Arumi menikah dengan pria yang tidak pernah memberikan cinta dan kasih sayang padanya, pria yang selalu merasa tak pernah cukup memiliki dirinya. Kesepian dan kesunyian adalah hal biasa bagi Arumi selama satu tahun pernikahannya.
Raka— suami Arumi itu hanya menganggap pernikahan mereka hanya sekedar formalitas semata dan bersifat sementara. Hal ini semakin membuat Arumi menjadi seorang istri yang kesepian dan tidak pernah bahagia.
Karya ini diterbitkan atas izin NovelToon Vebi_Gusriyeni, isi konten hanyalah pandangan pribadi pembuatnya, tidak mewakili NovelToon sendiri
Bab 9 : Kekhawatiran
Arumi mengirimkan beberapa pesan pada Raka lantaran sudah jam 2 pagi suaminya masih belum pulang, berkali-kali dia melakukan panggilan namun selalu ditolak oleh Raka.
Arumi : Kamu di mana?
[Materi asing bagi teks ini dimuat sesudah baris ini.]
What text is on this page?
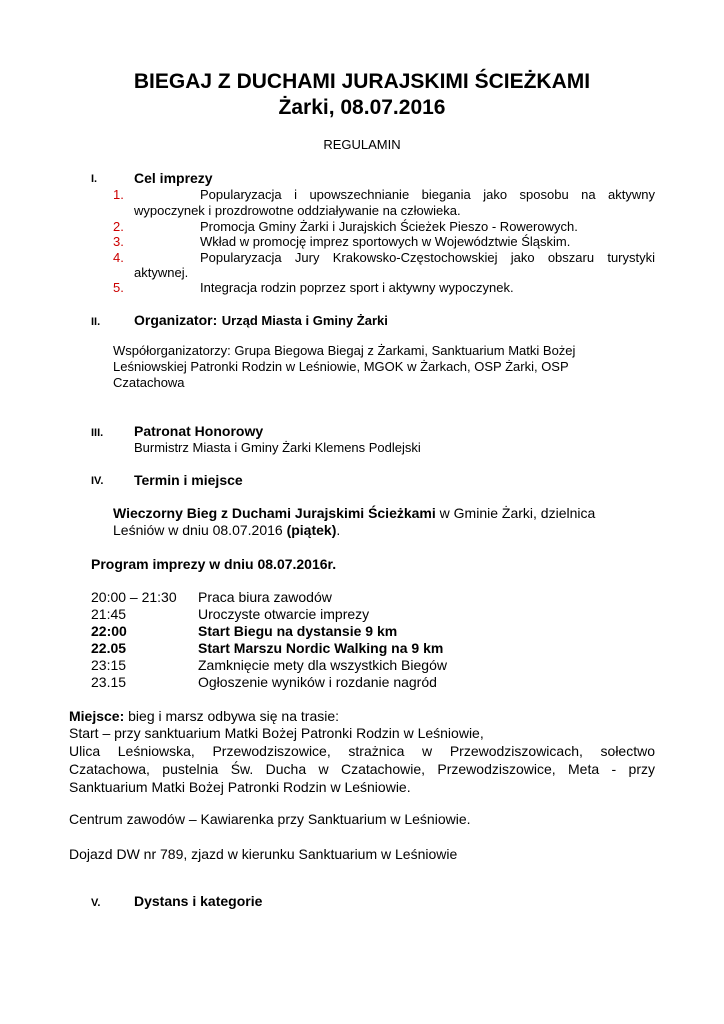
BIEGAJ Z DUCHAMI JURAJSKIMI ŚCIEŻKAMI
Żarki, 08.07.2016
REGULAMIN
I.	Cel imprezy
1.	Popularyzacja i upowszechnianie biegania jako sposobu na aktywny
wypoczynek i prozdrowotne oddziaływanie na człowieka.
2.	Promocja Gminy Żarki i Jurajskich Ścieżek Pieszo - Rowerowych.
3.	Wkład w promocję imprez sportowych w Województwie Śląskim.
4.	Popularyzacja Jury Krakowsko-Częstochowskiej jako obszaru turystyki
aktywnej.
5.	Integracja rodzin poprzez sport i aktywny wypoczynek.
II. Organizator: Urząd Miasta i Gminy Żarki
Współorganizatorzy: Grupa Biegowa Biegaj z Żarkami, Sanktuarium Matki Bożej
Leśniowskiej Patronki Rodzin w Leśniowie, MGOK w Żarkach, OSP Żarki, OSP
Czatachowa
III. Patronat Honorowy
Burmistrz Miasta i Gminy Żarki Klemens Podlejski
IV. Termin i miejsce
Wieczorny Bieg z Duchami Jurajskimi Ścieżkami w Gminie Żarki, dzielnica
Leśniów w dniu 08.07.2016 (piątek).
Program imprezy w dniu 08.07.2016r.
20:00 – 21:30 Praca biura zawodów
21:45	Uroczyste otwarcie imprezy
22:00	Start Biegu na dystansie 9 km
22.05	Start Marszu Nordic Walking na 9 km
23:15	Zamknięcie mety dla wszystkich Biegów
23.15	Ogłoszenie wyników i rozdanie nagród
Miejsce: bieg i marsz odbywa się na trasie:
Start – przy sanktuarium Matki Bożej Patronki Rodzin w Leśniowie,
Ulica Leśniowska, Przewodziszowice, strażnica w Przewodziszowicach, sołectwo
Czatachowa, pustelnia Św. Ducha w Czatachowie, Przewodziszowice, Meta - przy
Sanktuarium Matki Bożej Patronki Rodzin w Leśniowie.
Centrum zawodów – Kawiarenka przy Sanktuarium w Leśniowie.
Dojazd DW nr 789, zjazd w kierunku Sanktuarium w Leśniowie
V. Dystans i kategorie
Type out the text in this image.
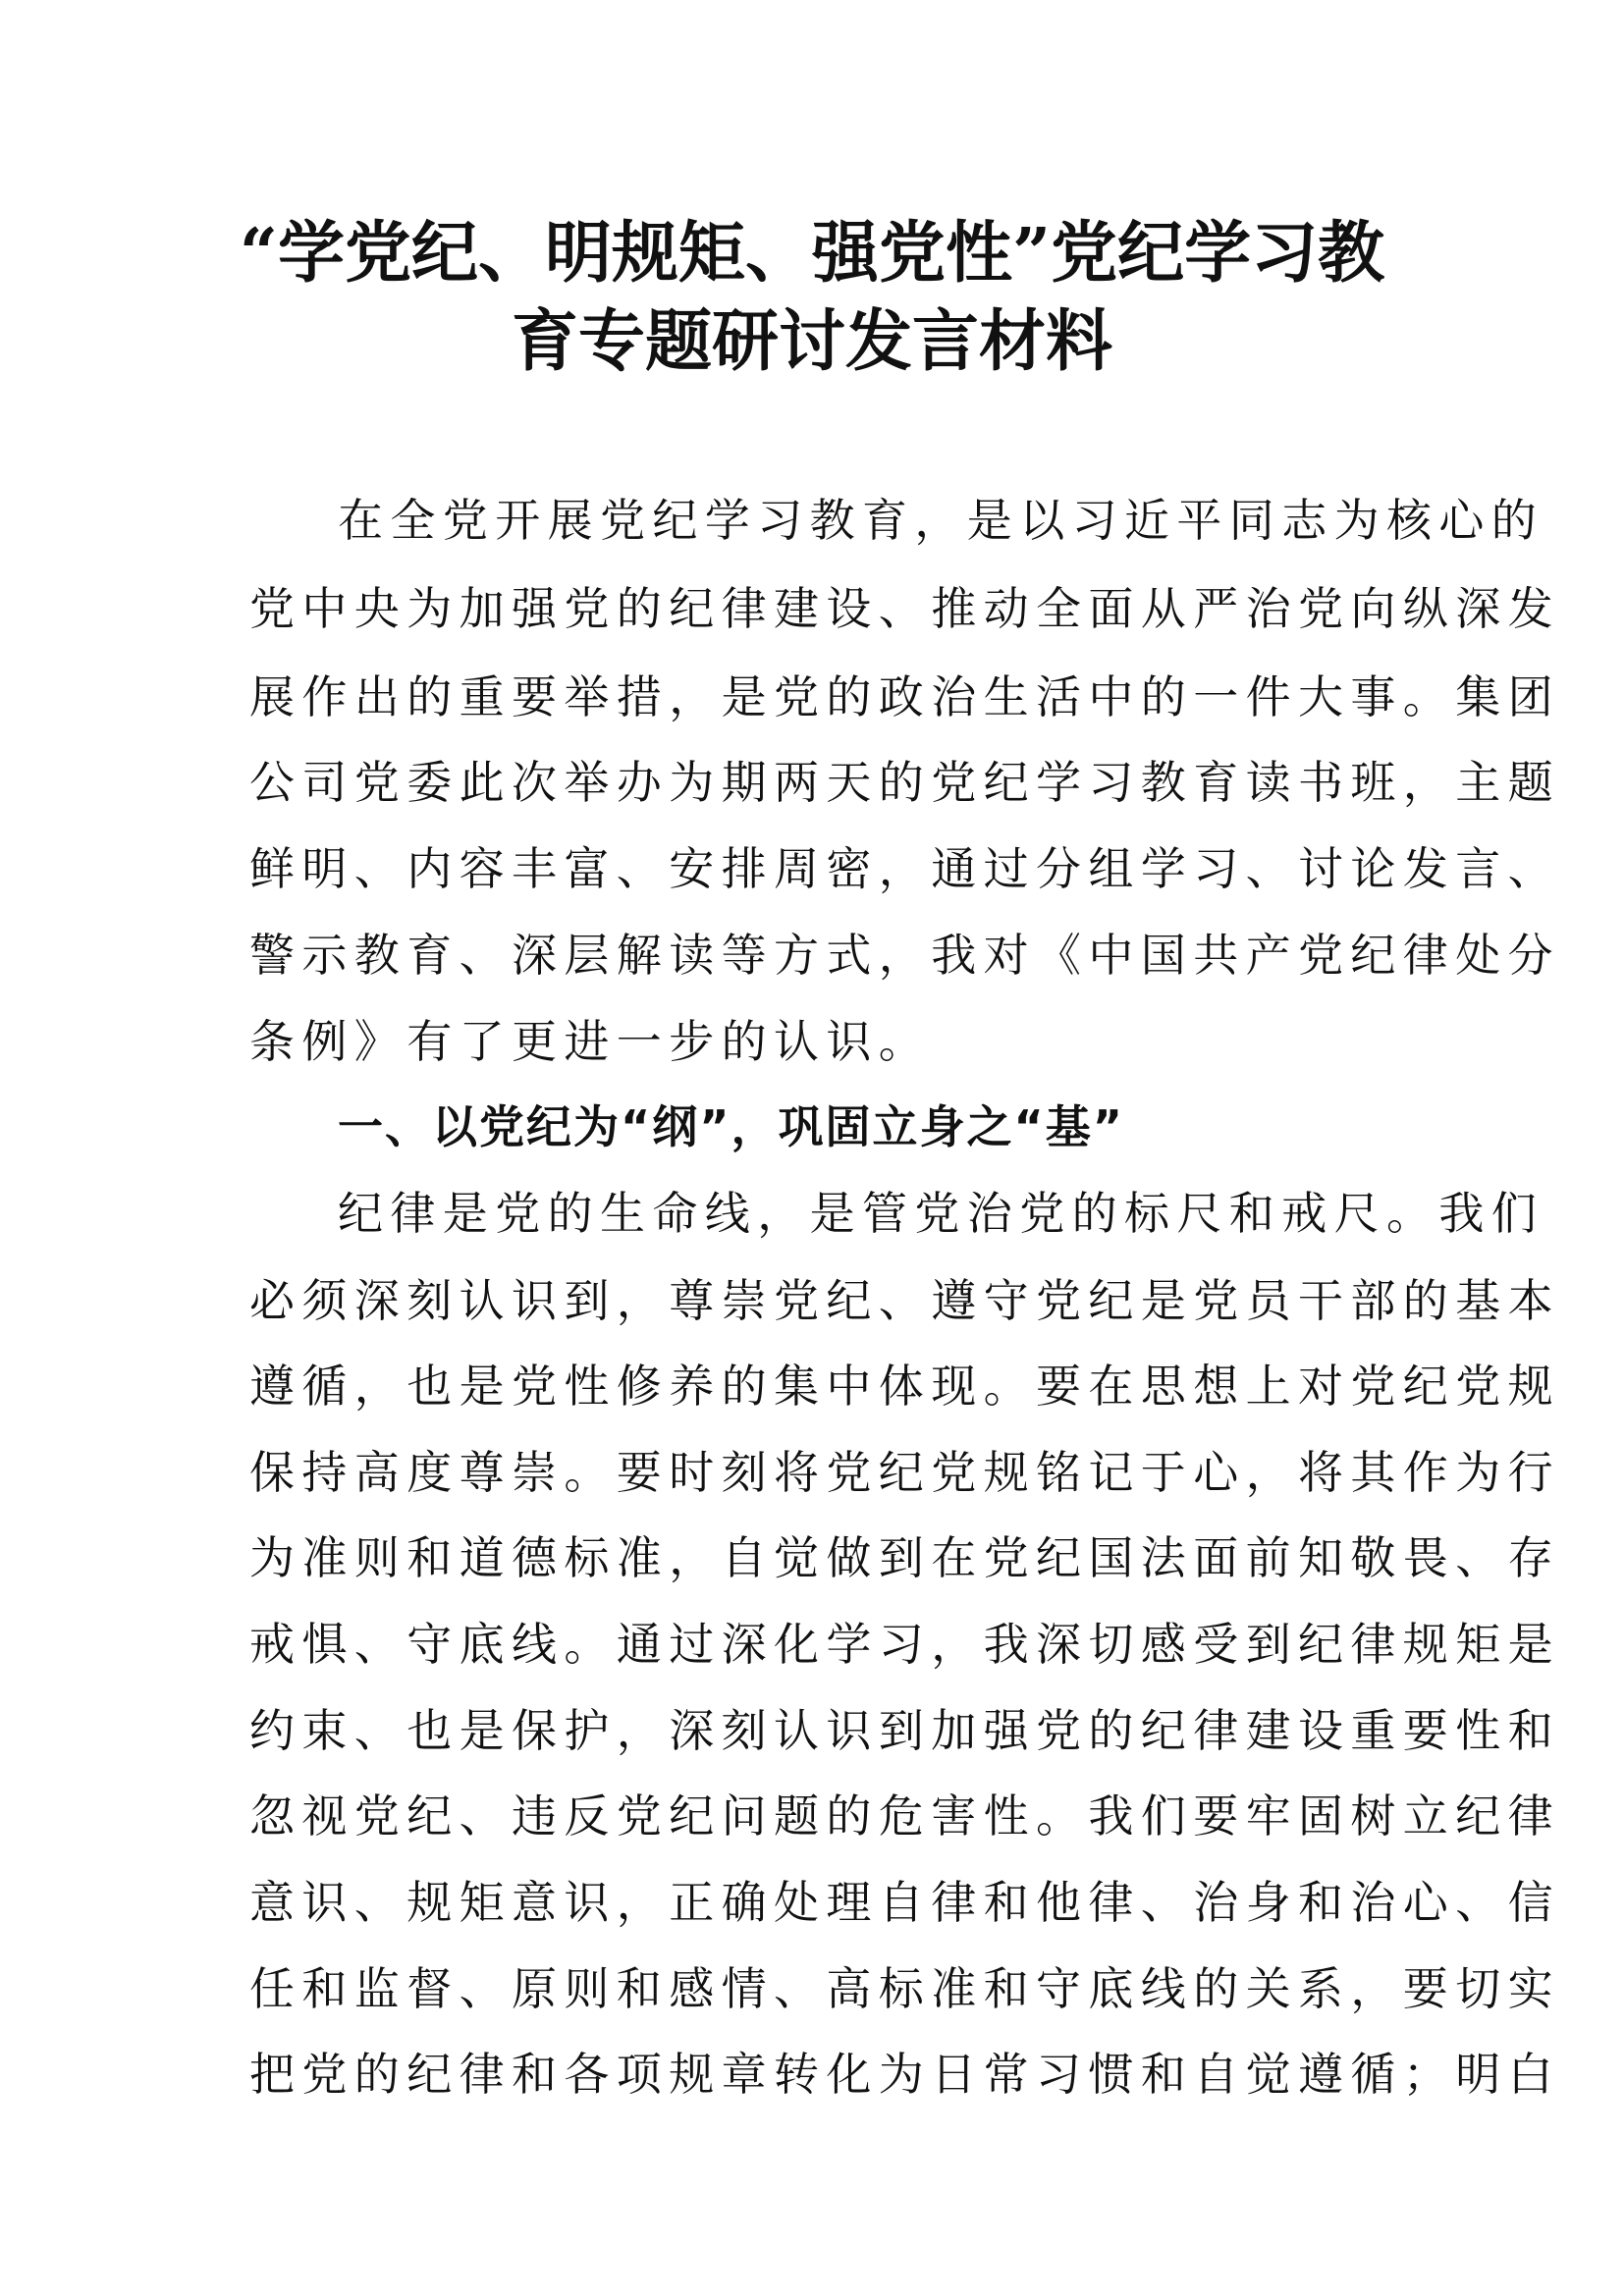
“学党纪、明规矩、强党性”党纪学习教
育专题研讨发言材料
在全党开展党纪学习教育，是以习近平同志为核心的
党中央为加强党的纪律建设、推动全面从严治党向纵深发
展作出的重要举措，是党的政治生活中的一件大事。集团
公司党委此次举办为期两天的党纪学习教育读书班，主题
鲜明、内容丰富、安排周密，通过分组学习、讨论发言、
警示教育、深层解读等方式，我对《中国共产党纪律处分
条例》有了更进一步的认识。
一、以党纪为“纲”，巩固立身之“基”
纪律是党的生命线，是管党治党的标尺和戒尺。我们
必须深刻认识到，尊崇党纪、遵守党纪是党员干部的基本
遵循，也是党性修养的集中体现。要在思想上对党纪党规
保持高度尊崇。要时刻将党纪党规铭记于心，将其作为行
为准则和道德标准，自觉做到在党纪国法面前知敬畏、存
戒惧、守底线。通过深化学习，我深切感受到纪律规矩是
约束、也是保护，深刻认识到加强党的纪律建设重要性和
忽视党纪、违反党纪问题的危害性。我们要牢固树立纪律
意识、规矩意识，正确处理自律和他律、治身和治心、信
任和监督、原则和感情、高标准和守底线的关系，要切实
把党的纪律和各项规章转化为日常习惯和自觉遵循；明白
Udah jam segini kenapa belum pulang? Aku hubungi mama sama papa kamu tapi mereka bilang kamu gak ada di rumah mereka.
Pesan itu hanya dibaca oleh Raka tanpa ada niat untuk membalasnya. Bertubi-tubi pesan dari Arumi yang masuk dan tetap saja tak diambil pusing oleh pria itu.
Raka menonaktifkan ponselnya dan kembali fokus menatap layar televisi bersama dengan Nadira. Sudah hampir pagi begini, dia masih enggan untuk tidur karena masih ingin terus berdua dengan Nadira.
“Seru ya kalau menonton ditemani begini, rasanya ada sesuatu yang menghangat di sini,” ujar Raka sambil menunjuk ke hatinya.
“Memang kamu sama Mbak Arumi gak pernah nonton bareng?” Raka menggeleng pelan.
“Kan aku sudah sering bilang, habis makan malam, dia akan tidur. Ya perut dia kenyang kan bawaannya ngantuk terus. Sementara aku selalu tidur dengan perut kosong.” Nadira mengusap pelan lengan Raka.
“Sabar ya Mas, aku akan coba bantu kamu biar bisa lepas dari Mbak Arumi.” Raka tersenyum sembari mengusap pelan rambut Nadira.
Mereka kembali menonton hingga film yang diputar selesai, Nadira menggeliat begitu pula dengan Raka.
“Kamu tidur di kamar tamu aja ya, Mas. Aku ngantuk banget pengen tidur,” keluh Nadira yang kembali meregangkan tubuhnya.
“Aku tidur di sofa aja, gak enak kalau harus tidur di dalam kamar. Apalagi kamu di sini tinggal sendiri, kalau ada orang tua kamu sih masih oke.” Nadira mengangguk karena memang orang tuanya sudah kembali ke luar negeri dua hari yang lalu. Nadira memutuskan untuk menetap di Indonesia sambil meneruskan bisnis keluarganya.
“Aku ambilin selimut sama bantal dulu ya, bentar.” Nadira bergegas ke kamar tamu dan mengambil semua yang menurutnya bisa membuat Raka nyaman.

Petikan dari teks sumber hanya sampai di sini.